A slightly more conservative, but equally tasty, spin on my orange-scented White Chocolate-Basil Panna Cotta!
Yield: About five 1/2- to 3/4-cup servings
Prep Talk: Either fresh or dried lavender buds will work just fine. Expect some trial and error to adjust the lavender strength to your liking.
- 3 tablespoons cold water
- 2 teaspoons unflavored gelatin (less than 1 package)
- 2 1/2 cups heavy cream
- 1/2 cup whole milk
- About 2 tablespoons plus 1/4 teaspoon fresh or dried lavender buds (Note: I use dried buds from Penzeys Spices. Feel free to adjust the quantity of lavender to taste.)
- Zest of 1/2 orange, cut into long strips with a channel zester or paring knife
- 1/2 cup powdered sugar
- 1 1/4 teaspoons finely minced orange zest (less than 1 orange)
- 4 ounces premium white chocolate, finely chopped and melted
- 1 teaspoon pure vanilla extract
- Whipped cream, fresh lavender sprigs, and/or fresh orange twists, for garnish (optional)
1 | Prep your serving containers. Clean and dry five 8- to 10-ounce dishes, wine glasses, or other serving containers. (I use rustic Mason or other canning jars, like those pictured right, whenever I serve these desserts alfresco!) Set aside.
2 | Hydrate and melt the gelatin. Pour the cold water into a small bowl that fits a double boiler. Sprinkle the gelatin uniformly over the water and let the mixture sit 5 to 10 minutes until the gelatin is completely hydrated. Do not stir, no matter how tempted. If you do, the gelatin will form lumps that will be very difficult to remove. Set the bowl over simmering water in the double boiler and melt over low heat. Remove the pan from the heat, but leave the melted gelatin over the warm water, while you complete the panna cotta.
3 | Infuse the cream and milk with lavender. Combine the cream, milk, lavender buds, and orange zest in a nonreactive (i.e., stainless steel or coated) saucepan. Place the pan over medium heat and scald the cream. Remove from the heat and let the lavender and orange zest steep in the liquid about 30 minutes.
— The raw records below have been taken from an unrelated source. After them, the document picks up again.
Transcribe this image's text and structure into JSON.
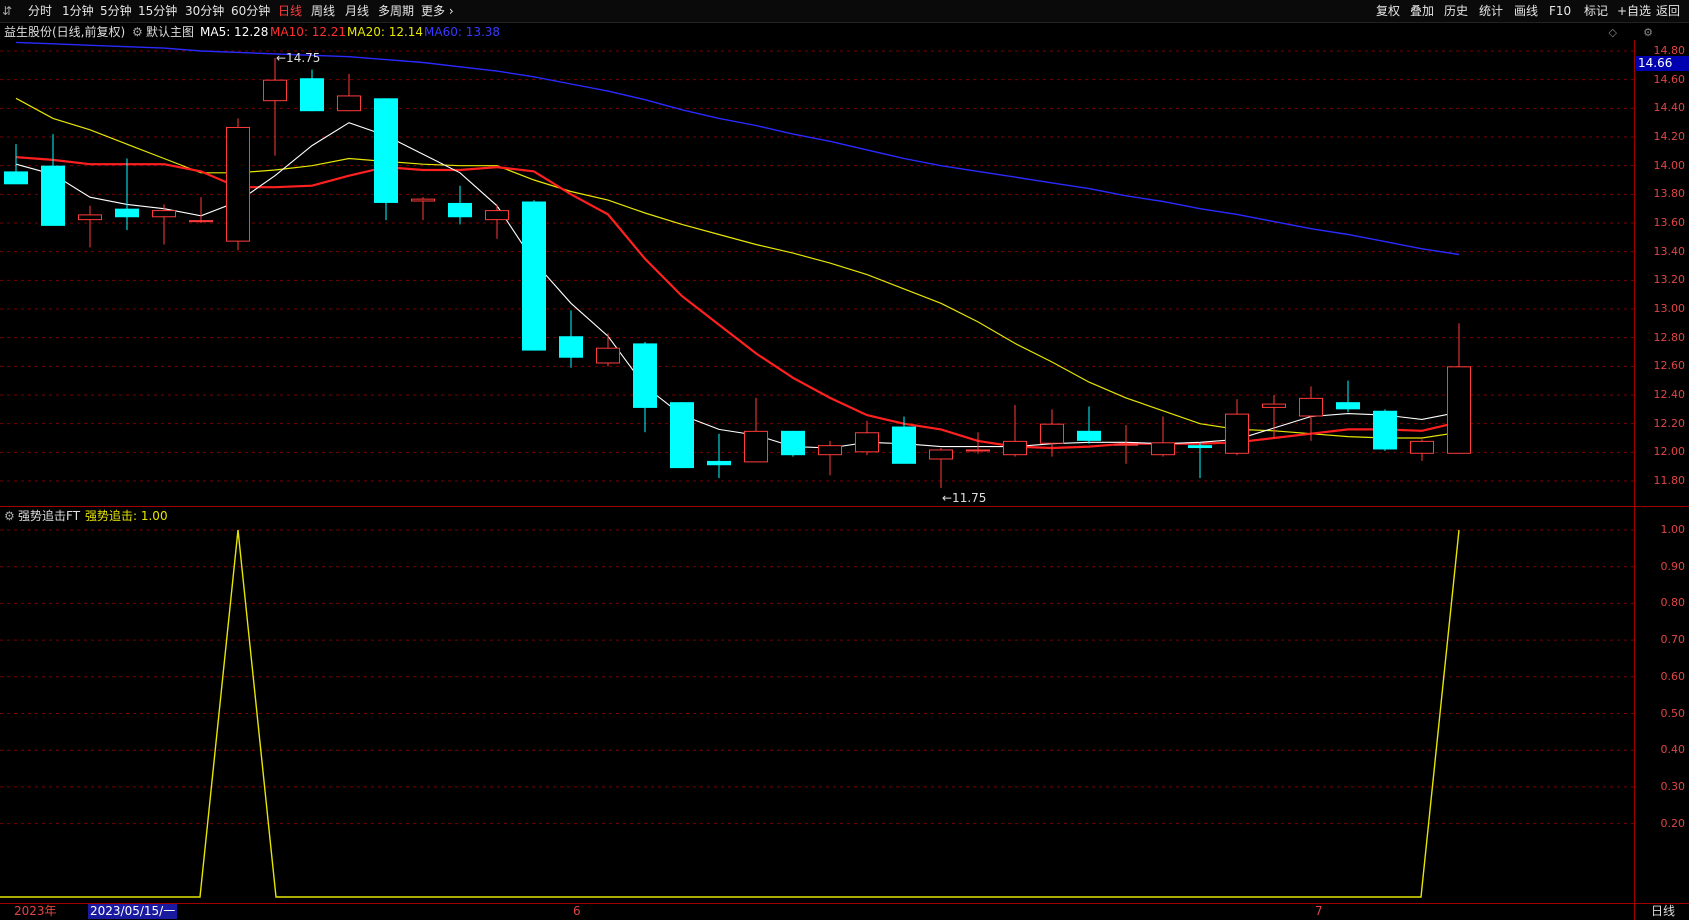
{
  "toolbar": {
    "left_glyph": "⇵",
    "periods": [
      "分时",
      "1分钟",
      "5分钟",
      "15分钟",
      "30分钟",
      "60分钟",
      "日线",
      "周线",
      "月线",
      "多周期",
      "更多 ›"
    ],
    "active_index": 6,
    "right_items": [
      "复权",
      "叠加",
      "历史",
      "统计",
      "画线",
      "F10",
      "标记",
      "+自选",
      "返回"
    ]
  },
  "main_legend": {
    "stock": "益生股份(日线,前复权)",
    "template": "默认主图",
    "ma5": "MA5: 12.28",
    "ma10": "MA10: 12.21",
    "ma20": "MA20: 12.14",
    "ma60": "MA60: 13.38"
  },
  "indicator_legend": {
    "name": "强势追击FT",
    "value": "强势追击: 1.00"
  },
  "price_axis": [
    "14.80",
    "14.60",
    "14.40",
    "14.20",
    "14.00",
    "13.80",
    "13.60",
    "13.40",
    "13.20",
    "13.00",
    "12.80",
    "12.60",
    "12.40",
    "12.20",
    "12.00",
    "11.80"
  ],
  "indicator_axis": [
    "1.00",
    "0.90",
    "0.80",
    "0.70",
    "0.60",
    "0.50",
    "0.40",
    "0.30",
    "0.20"
  ],
  "current_price": "14.66",
  "high_annotation": "14.75",
  "low_annotation": "11.75",
  "dates": {
    "year": "2023年",
    "selected": "2023/05/15/一",
    "month6": "6",
    "month7": "7",
    "period_label": "日线"
  },
  "colors": {
    "up": "#ff3b3b",
    "down": "#00ffff",
    "ma5": "#ffffff",
    "ma10": "#ff2020",
    "ma20": "#e6e600",
    "ma60": "#2a2aff",
    "grid": "#7a0000",
    "indicator": "#e6e600"
  },
  "chart_data": {
    "type": "candlestick",
    "candles": [
      {
        "o": 13.96,
        "c": 13.87,
        "h": 14.15,
        "l": 13.87
      },
      {
        "o": 14.0,
        "c": 13.58,
        "h": 14.22,
        "l": 13.58
      },
      {
        "o": 13.62,
        "c": 13.66,
        "h": 13.72,
        "l": 13.43
      },
      {
        "o": 13.7,
        "c": 13.64,
        "h": 14.05,
        "l": 13.55
      },
      {
        "o": 13.64,
        "c": 13.69,
        "h": 13.73,
        "l": 13.45
      },
      {
        "o": 13.61,
        "c": 13.62,
        "h": 13.78,
        "l": 13.6
      },
      {
        "o": 13.47,
        "c": 14.27,
        "h": 14.33,
        "l": 13.41
      },
      {
        "o": 14.45,
        "c": 14.6,
        "h": 14.75,
        "l": 14.07
      },
      {
        "o": 14.61,
        "c": 14.38,
        "h": 14.67,
        "l": 14.38
      },
      {
        "o": 14.38,
        "c": 14.49,
        "h": 14.64,
        "l": 14.38
      },
      {
        "o": 14.47,
        "c": 13.74,
        "h": 14.47,
        "l": 13.62
      },
      {
        "o": 13.75,
        "c": 13.77,
        "h": 13.78,
        "l": 13.62
      },
      {
        "o": 13.74,
        "c": 13.64,
        "h": 13.86,
        "l": 13.59
      },
      {
        "o": 13.62,
        "c": 13.69,
        "h": 13.73,
        "l": 13.49
      },
      {
        "o": 13.75,
        "c": 12.71,
        "h": 13.76,
        "l": 12.71
      },
      {
        "o": 12.81,
        "c": 12.66,
        "h": 12.99,
        "l": 12.59
      },
      {
        "o": 12.62,
        "c": 12.73,
        "h": 12.83,
        "l": 12.6
      },
      {
        "o": 12.76,
        "c": 12.31,
        "h": 12.77,
        "l": 12.14
      },
      {
        "o": 12.35,
        "c": 11.89,
        "h": 12.35,
        "l": 11.89
      },
      {
        "o": 11.94,
        "c": 11.91,
        "h": 12.13,
        "l": 11.82
      },
      {
        "o": 11.93,
        "c": 12.15,
        "h": 12.38,
        "l": 11.93
      },
      {
        "o": 12.15,
        "c": 11.98,
        "h": 12.15,
        "l": 11.97
      },
      {
        "o": 11.98,
        "c": 12.05,
        "h": 12.08,
        "l": 11.84
      },
      {
        "o": 12.0,
        "c": 12.14,
        "h": 12.22,
        "l": 11.98
      },
      {
        "o": 12.18,
        "c": 11.92,
        "h": 12.25,
        "l": 11.92
      },
      {
        "o": 11.95,
        "c": 12.02,
        "h": 12.03,
        "l": 11.75
      },
      {
        "o": 12.02,
        "c": 12.02,
        "h": 12.14,
        "l": 11.99
      },
      {
        "o": 11.98,
        "c": 12.08,
        "h": 12.33,
        "l": 11.97
      },
      {
        "o": 12.06,
        "c": 12.2,
        "h": 12.3,
        "l": 11.97
      },
      {
        "o": 12.15,
        "c": 12.08,
        "h": 12.32,
        "l": 12.06
      },
      {
        "o": 12.06,
        "c": 12.06,
        "h": 12.19,
        "l": 11.92
      },
      {
        "o": 11.98,
        "c": 12.07,
        "h": 12.25,
        "l": 11.97
      },
      {
        "o": 12.05,
        "c": 12.03,
        "h": 12.07,
        "l": 11.82
      },
      {
        "o": 11.99,
        "c": 12.27,
        "h": 12.37,
        "l": 11.98
      },
      {
        "o": 12.31,
        "c": 12.34,
        "h": 12.4,
        "l": 12.1
      },
      {
        "o": 12.25,
        "c": 12.38,
        "h": 12.46,
        "l": 12.08
      },
      {
        "o": 12.35,
        "c": 12.3,
        "h": 12.5,
        "l": 12.28
      },
      {
        "o": 12.29,
        "c": 12.02,
        "h": 12.3,
        "l": 12.01
      },
      {
        "o": 11.99,
        "c": 12.08,
        "h": 12.09,
        "l": 11.94
      },
      {
        "o": 11.99,
        "c": 12.6,
        "h": 12.9,
        "l": 11.99
      }
    ],
    "ma5": [
      14.01,
      13.94,
      13.78,
      13.73,
      13.7,
      13.65,
      13.75,
      13.93,
      14.14,
      14.3,
      14.21,
      14.08,
      13.95,
      13.72,
      13.33,
      13.04,
      12.81,
      12.46,
      12.26,
      12.16,
      12.12,
      12.04,
      12.03,
      12.07,
      12.06,
      12.04,
      12.04,
      12.04,
      12.06,
      12.07,
      12.07,
      12.06,
      12.07,
      12.09,
      12.17,
      12.25,
      12.27,
      12.26,
      12.23,
      12.28
    ],
    "ma10": [
      14.06,
      14.04,
      14.01,
      14.01,
      14.01,
      13.96,
      13.85,
      13.85,
      13.86,
      13.93,
      13.99,
      13.97,
      13.97,
      13.99,
      13.96,
      13.8,
      13.66,
      13.35,
      13.09,
      12.89,
      12.69,
      12.52,
      12.38,
      12.26,
      12.2,
      12.16,
      12.08,
      12.04,
      12.03,
      12.04,
      12.06,
      12.06,
      12.06,
      12.07,
      12.1,
      12.13,
      12.16,
      12.16,
      12.15,
      12.21
    ],
    "ma20": [
      14.47,
      14.33,
      14.25,
      14.15,
      14.05,
      13.95,
      13.95,
      13.97,
      14.0,
      14.05,
      14.03,
      14.01,
      14.0,
      14.0,
      13.9,
      13.82,
      13.76,
      13.67,
      13.59,
      13.52,
      13.45,
      13.39,
      13.32,
      13.24,
      13.14,
      13.04,
      12.91,
      12.76,
      12.63,
      12.49,
      12.38,
      12.29,
      12.2,
      12.16,
      12.15,
      12.13,
      12.11,
      12.1,
      12.1,
      12.14
    ],
    "ma60": [
      14.86,
      14.85,
      14.84,
      14.83,
      14.82,
      14.8,
      14.79,
      14.78,
      14.77,
      14.76,
      14.74,
      14.72,
      14.69,
      14.66,
      14.62,
      14.57,
      14.52,
      14.46,
      14.39,
      14.33,
      14.28,
      14.22,
      14.17,
      14.11,
      14.05,
      14.0,
      13.96,
      13.92,
      13.88,
      13.84,
      13.79,
      13.75,
      13.7,
      13.66,
      13.61,
      13.56,
      13.52,
      13.47,
      13.42,
      13.38
    ],
    "indicator": [
      0,
      0,
      0,
      0,
      0,
      0,
      1,
      0,
      0,
      0,
      0,
      0,
      0,
      0,
      0,
      0,
      0,
      0,
      0,
      0,
      0,
      0,
      0,
      0,
      0,
      0,
      0,
      0,
      0,
      0,
      0,
      0,
      0,
      0,
      0,
      0,
      0,
      0,
      0,
      1
    ],
    "price_range": [
      11.7,
      14.9
    ],
    "indicator_range": [
      0,
      1.0
    ]
  }
}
4 | Finish mixing the panna cotta. Strain the cream into a bowl to remove the lavender and orange zest. While the cream is still warm, whisk in the melted gelatin, powdered sugar, and remaining minced orange zest. Allow the mixture to cool completely at room temperature; then gently whisk in the melted white chocolate and vanilla extract. Cover the surface flush with plastic wrap to prevent a skin from forming and refrigerate about 1 hour, or until the mixture has thickened slightly. Remove the plastic wrap and gently whisk to evenly distribute any orange zest that may have settled to the bottom. Note: Do not scrape the mixture clinging to the wrap into the bowl. Any cocoa butter that rose to the surface has now accumulated on the wrap, and if it is added to the mixture, it can recrystallize and result in grainy panna cotta. Yick!
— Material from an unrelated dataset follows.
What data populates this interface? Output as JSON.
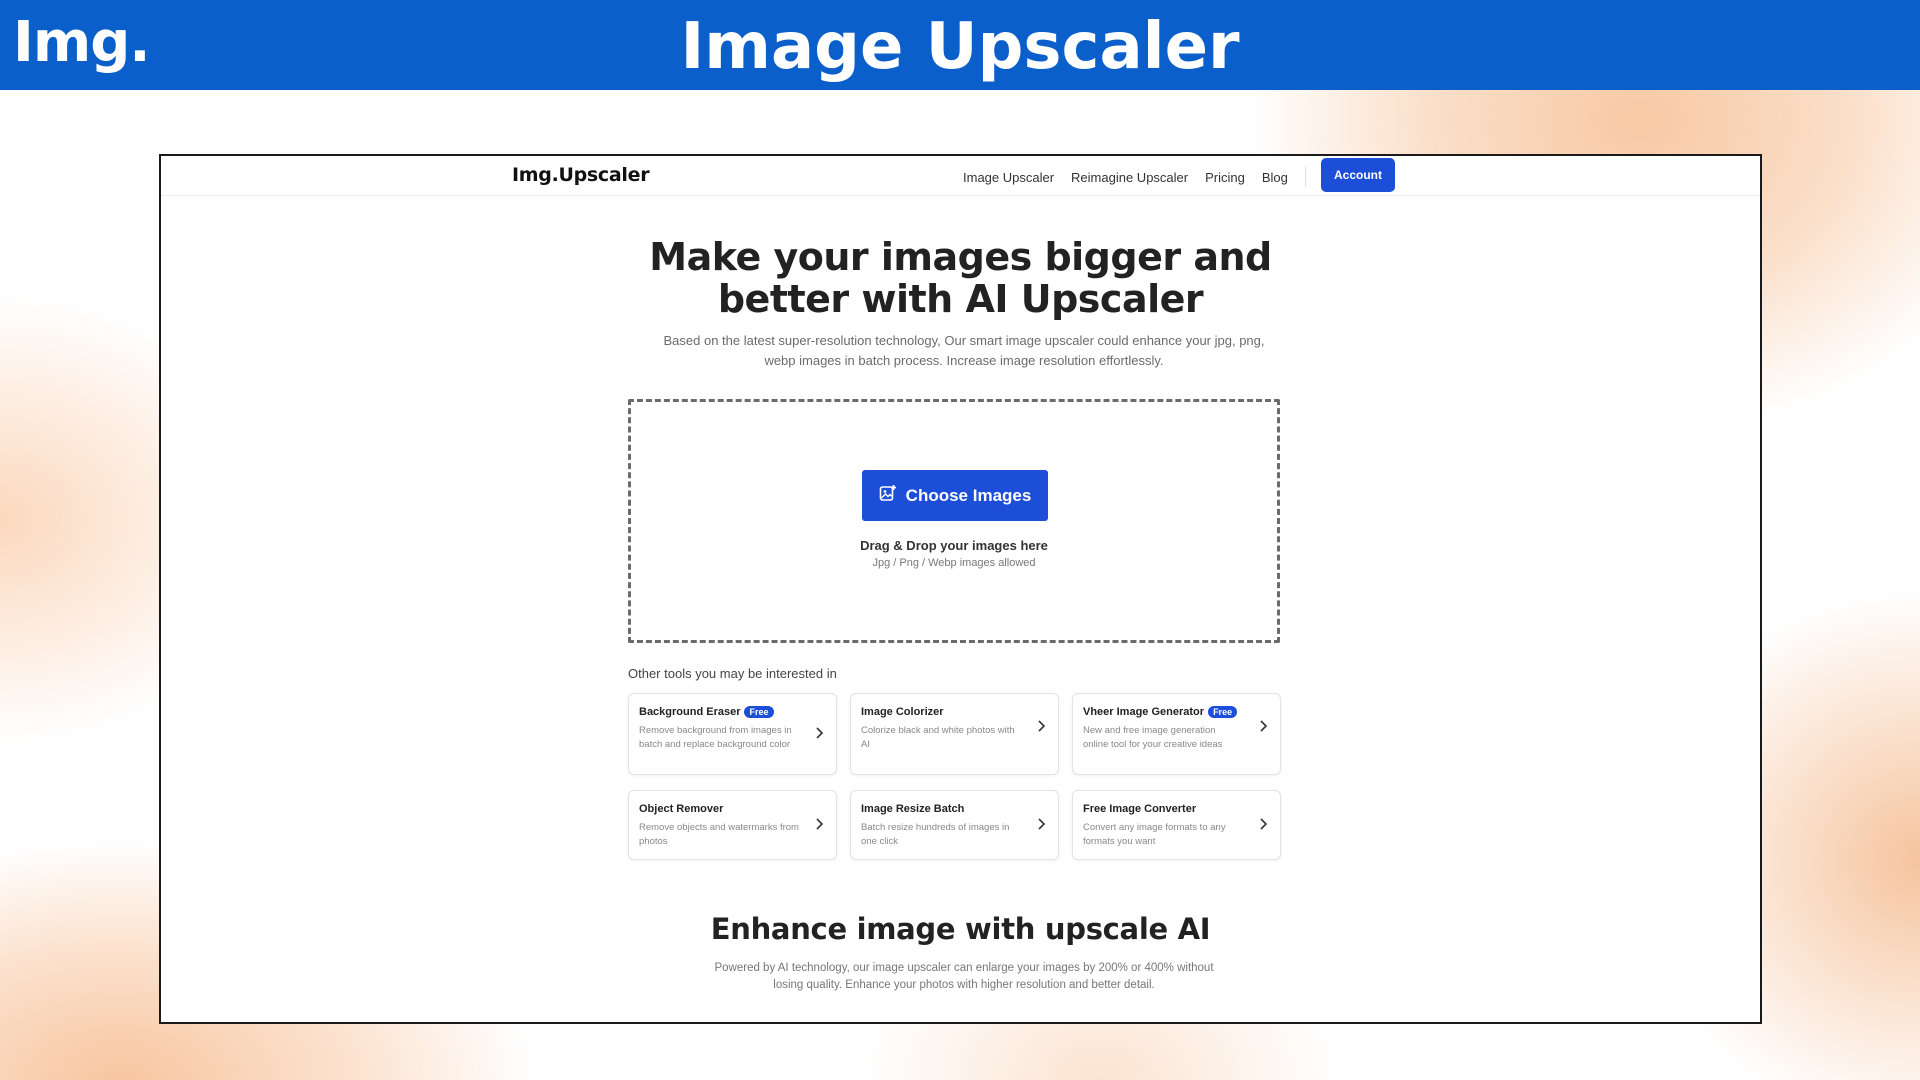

5 | Divide, chill, and serve. Transfer the mixture to a container with a pouring spout and divide it evenly among the reserved serving containers. Cover each container tightly with plastic wrap and refrigerate about 3 to 4 hours until the panna cotta is completely set. Note: Panna cotta is best eaten within a few hours of reaching this point. If chilled too long, it can take on a somewhat rubbery consistency. Garnish each dessert with a dollop of whipped cream, a fresh lavender sprig, and/or an orange twist, as desired.